There's only crisp, clear blue sky at the top of the smoke stacks this
morning, but my nose wrinkles involuntarily as sulfur-rich coal smoke
wafts
in on the breeze occasionally from chimneys of the row of one story brick
houses tucked in next to our five story apartment block.
We look down directly into their courtyard - a pacing German Shepherd
(not
common to see such large dogs here), a small vegetable garden with greens
and green onions, potted aloe plants, stockpiled red roof tiles, laundry
flapping in the breeze and a family going about their morning teeth
brushing and face washing .
In the distance it sounds as though an English bobby is having trouble
controlling a busy intersection - constantly blowing his metal whistle.
The
whistle comes closer and I fear that some frenzied elementary school gym
teacher is roaming the streets. Finally a backwards tricycle cart (two
wheels on the front) rolls into view with a huge loaf of tofu and
plastic
soda bottles filled with hot soy milk. The whistle, clamped securely in
the
merchant's mouth, peals with each breath out.
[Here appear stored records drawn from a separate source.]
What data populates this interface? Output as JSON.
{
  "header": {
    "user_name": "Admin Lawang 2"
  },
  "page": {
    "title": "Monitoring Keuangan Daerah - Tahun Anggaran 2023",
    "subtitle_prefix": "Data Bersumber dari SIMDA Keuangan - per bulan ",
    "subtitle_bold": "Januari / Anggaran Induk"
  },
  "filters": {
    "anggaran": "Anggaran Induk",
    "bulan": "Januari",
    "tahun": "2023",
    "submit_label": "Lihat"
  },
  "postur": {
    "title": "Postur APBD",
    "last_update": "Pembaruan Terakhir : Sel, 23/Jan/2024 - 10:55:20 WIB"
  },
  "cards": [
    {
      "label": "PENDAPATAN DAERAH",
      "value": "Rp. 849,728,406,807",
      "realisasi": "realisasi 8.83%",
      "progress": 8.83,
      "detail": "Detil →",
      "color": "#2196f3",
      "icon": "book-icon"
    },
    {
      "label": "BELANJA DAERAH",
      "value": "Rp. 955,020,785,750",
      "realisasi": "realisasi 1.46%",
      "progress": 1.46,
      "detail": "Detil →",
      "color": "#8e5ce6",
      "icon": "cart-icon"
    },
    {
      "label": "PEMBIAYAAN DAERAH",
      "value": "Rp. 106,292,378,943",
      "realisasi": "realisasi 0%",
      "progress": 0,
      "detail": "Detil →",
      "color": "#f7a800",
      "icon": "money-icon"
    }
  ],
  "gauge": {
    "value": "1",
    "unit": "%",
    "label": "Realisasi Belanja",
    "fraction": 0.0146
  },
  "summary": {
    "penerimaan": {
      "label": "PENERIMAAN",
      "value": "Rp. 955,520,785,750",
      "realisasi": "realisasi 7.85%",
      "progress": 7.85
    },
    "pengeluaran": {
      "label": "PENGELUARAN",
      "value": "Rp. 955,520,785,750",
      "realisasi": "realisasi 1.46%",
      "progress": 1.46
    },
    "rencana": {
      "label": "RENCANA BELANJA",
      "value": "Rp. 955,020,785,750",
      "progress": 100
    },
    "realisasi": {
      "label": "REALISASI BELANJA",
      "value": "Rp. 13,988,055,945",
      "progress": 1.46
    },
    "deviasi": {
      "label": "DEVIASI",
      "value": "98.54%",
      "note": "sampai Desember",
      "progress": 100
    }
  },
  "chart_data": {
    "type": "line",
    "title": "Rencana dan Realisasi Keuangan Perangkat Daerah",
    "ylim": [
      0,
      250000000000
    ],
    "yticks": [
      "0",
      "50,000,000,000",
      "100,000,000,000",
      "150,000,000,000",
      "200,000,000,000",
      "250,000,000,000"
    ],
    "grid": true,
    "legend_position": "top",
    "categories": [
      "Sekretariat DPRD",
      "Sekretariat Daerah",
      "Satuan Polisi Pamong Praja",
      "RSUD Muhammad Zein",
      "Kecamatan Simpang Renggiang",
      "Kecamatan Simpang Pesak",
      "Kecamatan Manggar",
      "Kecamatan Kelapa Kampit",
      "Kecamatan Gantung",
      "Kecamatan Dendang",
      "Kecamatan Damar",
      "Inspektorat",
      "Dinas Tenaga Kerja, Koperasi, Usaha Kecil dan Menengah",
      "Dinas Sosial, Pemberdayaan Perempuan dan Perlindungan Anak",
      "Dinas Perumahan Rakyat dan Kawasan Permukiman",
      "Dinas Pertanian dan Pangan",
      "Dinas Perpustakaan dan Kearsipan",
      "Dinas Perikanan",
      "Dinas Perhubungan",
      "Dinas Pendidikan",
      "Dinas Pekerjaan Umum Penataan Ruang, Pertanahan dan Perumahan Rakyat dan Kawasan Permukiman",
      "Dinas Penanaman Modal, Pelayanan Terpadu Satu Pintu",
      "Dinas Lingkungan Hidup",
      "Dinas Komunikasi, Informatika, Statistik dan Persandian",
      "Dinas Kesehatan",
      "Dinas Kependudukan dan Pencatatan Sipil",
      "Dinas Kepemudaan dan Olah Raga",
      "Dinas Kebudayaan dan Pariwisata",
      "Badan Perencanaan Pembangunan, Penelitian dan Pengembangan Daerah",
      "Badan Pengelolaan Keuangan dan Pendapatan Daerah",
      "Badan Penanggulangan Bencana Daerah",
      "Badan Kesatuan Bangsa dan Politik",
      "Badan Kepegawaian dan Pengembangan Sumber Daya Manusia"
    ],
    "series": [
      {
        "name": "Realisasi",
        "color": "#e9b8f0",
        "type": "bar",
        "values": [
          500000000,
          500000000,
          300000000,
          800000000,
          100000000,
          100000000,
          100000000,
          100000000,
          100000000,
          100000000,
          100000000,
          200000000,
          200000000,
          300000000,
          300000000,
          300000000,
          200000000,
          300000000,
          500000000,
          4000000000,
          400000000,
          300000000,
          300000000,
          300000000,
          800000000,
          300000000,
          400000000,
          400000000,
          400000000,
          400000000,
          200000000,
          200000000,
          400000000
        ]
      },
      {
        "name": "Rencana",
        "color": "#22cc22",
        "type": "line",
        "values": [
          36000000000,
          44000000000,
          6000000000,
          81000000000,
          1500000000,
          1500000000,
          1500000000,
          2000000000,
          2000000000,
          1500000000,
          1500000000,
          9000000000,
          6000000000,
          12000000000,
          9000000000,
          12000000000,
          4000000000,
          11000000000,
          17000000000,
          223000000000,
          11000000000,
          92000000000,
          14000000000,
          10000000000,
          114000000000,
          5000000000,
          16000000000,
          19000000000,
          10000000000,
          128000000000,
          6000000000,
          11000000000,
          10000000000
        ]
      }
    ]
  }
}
She stops at each
restaurant,
and also for suit-clad, cell phone-toting apartment dwellers that walk
down
and meet her on the street, cutting a block off the loaf and weighing it
on
a beam scale.
We completed training on Friday and our six straw-bale teams returned to
their home villages in Inner Mongolia, Jilin, Liao Ning and Heilongjiang
provinces, each with their own design, ready to begin their foundations.
While they start building, Amy, Paul and I will map out an illustrated
training manual based on the training and Chinese designs that have
evolved
over the last four years. Amy drew diagrams furiously throughout the
training and will be taking digital photos to illustrate each phase of
construction and then laying the whole thing out.
I'm accustomed to doing this alone and it's refreshing and reassuring to
have both of them here - Paul to bounce around construction details with
and Amy to pull together the manual. For a rest on Saturday, we all took
off to the nearby forested hills which eventually roll into Siberia.
Traveling with them is like seeing China through new eyes.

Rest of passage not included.